Während sich die Welt auf einen gemütlichen Silvester in den eigenen vier Wänden vorbereitet, müssen sie in widrigsten Verhältnissen ausharren: Seit Wochen setzen den Menschen in «Moria 2.0» heftige Regenfälle zu. Fotos und Videos zeigen, wie das Flüchtlingslager Kara Tepe auf der griechischen Insel Lesbos im Schlamm versinkt.
«Die Situation ist megaschlecht, es ist nass und windig. Die Zelte sind nicht gemacht für das Wetter. Es sind konstant unmenschliche Zustände, in denen die Menschen leben müssen», sagt Fanny Oppler (30) von der Schweizer Hilfsorganisation One Happy Family auf Lesbos zu BLICK. «Die Menschen haben nicht genug warme Sachen. Sie dürfen aus Sicherheitsgründen aber auch keine Heizkörper ins Camp bringen oder ein Feuer machen. Wenn es eine Woche durchregnet, haben die Menschen keine Möglichkeit, nasse Sachen zu trocknen.»

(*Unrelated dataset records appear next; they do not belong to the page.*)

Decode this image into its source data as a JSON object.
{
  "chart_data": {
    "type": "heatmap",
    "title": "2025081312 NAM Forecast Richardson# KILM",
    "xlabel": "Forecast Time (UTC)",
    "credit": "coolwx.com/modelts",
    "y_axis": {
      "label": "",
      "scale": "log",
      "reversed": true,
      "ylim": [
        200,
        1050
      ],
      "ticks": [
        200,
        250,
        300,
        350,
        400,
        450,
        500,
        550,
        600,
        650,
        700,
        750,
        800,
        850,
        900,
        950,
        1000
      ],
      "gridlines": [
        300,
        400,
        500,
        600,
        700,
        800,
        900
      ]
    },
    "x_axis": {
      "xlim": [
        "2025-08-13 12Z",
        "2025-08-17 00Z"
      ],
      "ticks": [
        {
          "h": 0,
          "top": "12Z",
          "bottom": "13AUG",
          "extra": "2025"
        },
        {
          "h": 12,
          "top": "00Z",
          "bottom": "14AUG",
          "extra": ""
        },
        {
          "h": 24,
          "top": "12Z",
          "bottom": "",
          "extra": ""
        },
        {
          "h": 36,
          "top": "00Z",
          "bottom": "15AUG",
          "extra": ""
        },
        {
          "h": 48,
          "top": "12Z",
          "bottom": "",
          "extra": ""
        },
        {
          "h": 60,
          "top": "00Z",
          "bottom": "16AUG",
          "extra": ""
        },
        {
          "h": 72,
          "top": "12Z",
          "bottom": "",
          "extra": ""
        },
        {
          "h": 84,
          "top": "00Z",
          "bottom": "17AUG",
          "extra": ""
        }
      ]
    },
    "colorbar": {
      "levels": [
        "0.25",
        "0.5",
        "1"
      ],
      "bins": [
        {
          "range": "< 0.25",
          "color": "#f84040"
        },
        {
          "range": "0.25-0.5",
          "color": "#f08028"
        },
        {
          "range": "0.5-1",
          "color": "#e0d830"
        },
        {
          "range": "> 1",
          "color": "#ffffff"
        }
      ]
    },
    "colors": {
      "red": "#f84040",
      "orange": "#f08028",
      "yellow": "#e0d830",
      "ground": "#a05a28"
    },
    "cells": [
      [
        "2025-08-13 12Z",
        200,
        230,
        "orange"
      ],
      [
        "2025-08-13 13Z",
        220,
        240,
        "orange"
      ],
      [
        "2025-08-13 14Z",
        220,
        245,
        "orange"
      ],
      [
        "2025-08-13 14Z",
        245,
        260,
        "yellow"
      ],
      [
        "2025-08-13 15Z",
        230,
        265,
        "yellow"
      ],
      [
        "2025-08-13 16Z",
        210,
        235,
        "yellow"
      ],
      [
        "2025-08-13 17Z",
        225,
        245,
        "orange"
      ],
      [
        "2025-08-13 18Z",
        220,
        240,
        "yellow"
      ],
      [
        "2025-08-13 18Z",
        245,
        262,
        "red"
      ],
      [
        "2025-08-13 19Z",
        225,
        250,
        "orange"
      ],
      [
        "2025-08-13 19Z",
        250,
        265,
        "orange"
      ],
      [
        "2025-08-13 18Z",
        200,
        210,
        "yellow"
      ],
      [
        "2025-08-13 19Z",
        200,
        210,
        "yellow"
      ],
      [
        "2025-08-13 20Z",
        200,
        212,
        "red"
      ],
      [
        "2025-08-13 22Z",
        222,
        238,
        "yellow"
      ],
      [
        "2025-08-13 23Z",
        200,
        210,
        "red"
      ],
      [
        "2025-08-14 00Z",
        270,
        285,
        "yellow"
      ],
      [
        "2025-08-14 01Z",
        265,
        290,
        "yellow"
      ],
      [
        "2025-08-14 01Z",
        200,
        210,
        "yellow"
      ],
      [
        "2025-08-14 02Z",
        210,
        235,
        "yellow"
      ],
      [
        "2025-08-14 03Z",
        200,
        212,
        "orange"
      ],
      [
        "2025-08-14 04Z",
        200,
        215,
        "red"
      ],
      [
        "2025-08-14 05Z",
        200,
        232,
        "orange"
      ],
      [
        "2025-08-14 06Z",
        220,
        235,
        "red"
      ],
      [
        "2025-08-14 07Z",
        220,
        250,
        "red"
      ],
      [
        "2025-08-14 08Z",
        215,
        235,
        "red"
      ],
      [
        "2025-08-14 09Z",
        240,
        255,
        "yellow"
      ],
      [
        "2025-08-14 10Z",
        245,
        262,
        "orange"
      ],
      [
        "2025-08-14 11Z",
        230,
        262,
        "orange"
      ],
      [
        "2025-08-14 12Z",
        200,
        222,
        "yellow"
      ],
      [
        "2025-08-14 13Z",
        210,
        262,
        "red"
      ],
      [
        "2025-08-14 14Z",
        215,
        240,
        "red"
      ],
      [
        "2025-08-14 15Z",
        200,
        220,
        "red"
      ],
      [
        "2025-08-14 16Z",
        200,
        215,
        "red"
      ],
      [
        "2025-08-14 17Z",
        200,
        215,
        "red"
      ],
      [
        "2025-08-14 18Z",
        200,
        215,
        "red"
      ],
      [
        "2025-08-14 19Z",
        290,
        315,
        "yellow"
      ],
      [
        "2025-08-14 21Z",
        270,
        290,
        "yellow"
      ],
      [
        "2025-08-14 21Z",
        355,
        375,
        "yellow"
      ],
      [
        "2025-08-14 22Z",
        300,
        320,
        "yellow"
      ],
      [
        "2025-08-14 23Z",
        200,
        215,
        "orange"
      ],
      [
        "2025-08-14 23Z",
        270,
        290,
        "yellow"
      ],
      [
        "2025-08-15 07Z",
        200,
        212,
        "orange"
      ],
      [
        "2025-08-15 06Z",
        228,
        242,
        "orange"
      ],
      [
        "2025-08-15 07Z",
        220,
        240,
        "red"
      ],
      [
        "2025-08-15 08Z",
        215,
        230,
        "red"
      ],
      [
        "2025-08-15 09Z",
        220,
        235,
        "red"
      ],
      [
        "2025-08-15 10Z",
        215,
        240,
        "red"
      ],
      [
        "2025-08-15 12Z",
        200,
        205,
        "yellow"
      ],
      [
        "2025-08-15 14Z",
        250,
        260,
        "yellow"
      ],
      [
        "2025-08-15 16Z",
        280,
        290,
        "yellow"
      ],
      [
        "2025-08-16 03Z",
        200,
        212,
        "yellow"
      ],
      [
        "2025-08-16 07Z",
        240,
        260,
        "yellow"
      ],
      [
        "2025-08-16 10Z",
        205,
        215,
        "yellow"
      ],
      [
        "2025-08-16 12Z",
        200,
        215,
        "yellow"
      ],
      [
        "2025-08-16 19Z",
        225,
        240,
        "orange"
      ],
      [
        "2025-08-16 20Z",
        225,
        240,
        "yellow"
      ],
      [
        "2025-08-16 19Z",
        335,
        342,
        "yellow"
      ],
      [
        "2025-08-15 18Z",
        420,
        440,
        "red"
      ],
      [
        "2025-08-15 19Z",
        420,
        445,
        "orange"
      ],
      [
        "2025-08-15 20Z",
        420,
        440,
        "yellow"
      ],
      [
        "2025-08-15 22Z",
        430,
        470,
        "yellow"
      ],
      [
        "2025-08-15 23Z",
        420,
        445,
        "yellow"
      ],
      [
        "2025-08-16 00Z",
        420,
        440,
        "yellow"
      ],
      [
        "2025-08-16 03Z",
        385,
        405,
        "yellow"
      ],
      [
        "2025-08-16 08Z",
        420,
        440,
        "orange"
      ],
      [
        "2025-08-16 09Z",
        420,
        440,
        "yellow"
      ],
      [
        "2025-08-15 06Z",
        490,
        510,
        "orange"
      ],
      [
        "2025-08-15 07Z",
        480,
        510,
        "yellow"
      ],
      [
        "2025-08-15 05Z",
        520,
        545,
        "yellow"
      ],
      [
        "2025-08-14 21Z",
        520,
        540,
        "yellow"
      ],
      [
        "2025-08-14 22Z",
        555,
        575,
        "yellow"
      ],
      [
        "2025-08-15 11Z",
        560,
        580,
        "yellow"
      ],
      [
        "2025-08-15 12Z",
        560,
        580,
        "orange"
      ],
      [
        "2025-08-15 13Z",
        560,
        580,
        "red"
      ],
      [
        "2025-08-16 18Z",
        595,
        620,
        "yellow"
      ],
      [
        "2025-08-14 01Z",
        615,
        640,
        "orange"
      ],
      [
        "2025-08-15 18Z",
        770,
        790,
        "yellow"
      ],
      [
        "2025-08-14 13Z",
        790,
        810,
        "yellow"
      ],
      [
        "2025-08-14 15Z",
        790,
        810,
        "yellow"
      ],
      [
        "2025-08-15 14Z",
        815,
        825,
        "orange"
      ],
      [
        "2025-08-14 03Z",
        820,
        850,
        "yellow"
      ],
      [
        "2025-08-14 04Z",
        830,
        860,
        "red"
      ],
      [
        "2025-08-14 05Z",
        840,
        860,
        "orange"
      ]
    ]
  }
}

Nach dem verheerenden Brand im Flüchtlingslager Moria wurde das Zeltlager auch mit Schweizer Hilfe auf einem ehemaligen Militärplatz am Meer errichtet. Aktuell leben hier noch immer mehr als 7000 Menschen unter widrigsten Bedingungen. «Kara Tepe ist definitiv keine Verbesserung zu vorher. Vorher gab es wenigstens ein paar Wohncontainer. Jetzt wohnen alle im Zelt – und das an einer geografisch unmöglichen Stelle», sagt die Schweizer Helferin. «Den Menschen geht es sehr schlecht. Es ist sehr anstrengend, die ganze Zeit im Überlebensmodus zu sein.» Für Kinder gibt es wegen des Versammlungsverbots kaum Beschäftigung. Die Organisation Ärzte ohne Grenzen berichtet über Dutzende suizidgefährdeter Kinder.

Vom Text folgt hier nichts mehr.